Le trône reste vacant.Mais ce ne sont pas toujours les hommes politiques qui dénigrent la monarchie au Nigéria – les actions de certains dirigeants traditionnels les ont également mis sous le feu des projecteurs.
En février, l’Oluwo d’Iwoland, Abdulrasheed Akanbi, un oba flamboyant et controversé dans l’État du sud-ouest d’Osun s’est engagé dans une bagarre publique avec un autre monarque, Dhikrulahi Akinropo, Agbowu d’Ogbaagbaa.
Les esprits se sont chauffés lors d’une réunion pour régler un différend foncier et Oba Akanbi purge actuellement une suspension de six mois pour son rôle dans l’altercation.
« Tendance traditionnelle »
Mais certains monarques sont déterminés à gouverner d’une manière appropriée.
La page Instagram d’Oba Akanbi est un album d’images très colorées et dans un article, il parle des « rois du 21ème siècle ».

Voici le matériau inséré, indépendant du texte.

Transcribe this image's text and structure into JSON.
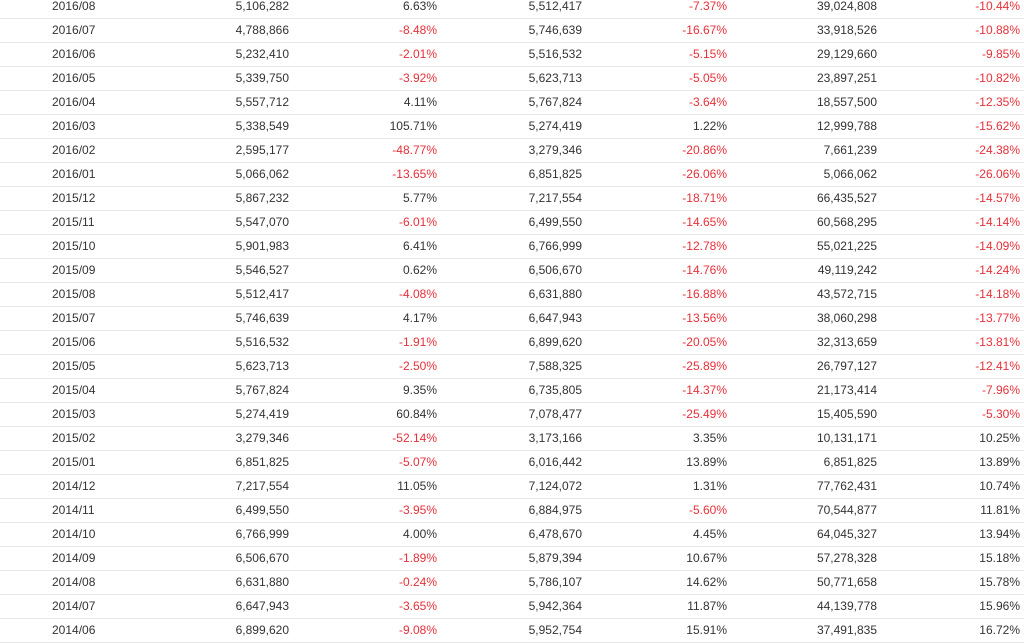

« Vous pensez que les rois ne peuvent pas être » swag « !! Les rois du 21e siècle comme moi vous surprendront !!! Vous vous êtes trompés si vous pensez que les rois sont juste des vieux en loques, tristes, qui ne peuvent pas danser, qui pratiquent du vaudou, qui sont effrayant, qui ne peuvent pas s’amuser et sont ennuyeux !!! » a-t-il publié.
Mais une telle « tendance traditionnelle » n’a pas fait son chemin parmi les jeunes et beaucoup ont profité de la déchéance de l’émir à Kano pour critiquer la monarchie.
« Des rois qui n’ont aucune autorité, aucune armée, qui ne combattent pas, ne portent aucune responsabilité pour le développement ou la prospérité de leur milieu.
« Pourtant, nous nous livrons à ce fantasme pitoyable qu’ils sont en tant que rois, tout puissant et qu’ils ont accomplis de grandes choses à l’époque. Très drôle », a déclaré cet utilisateur.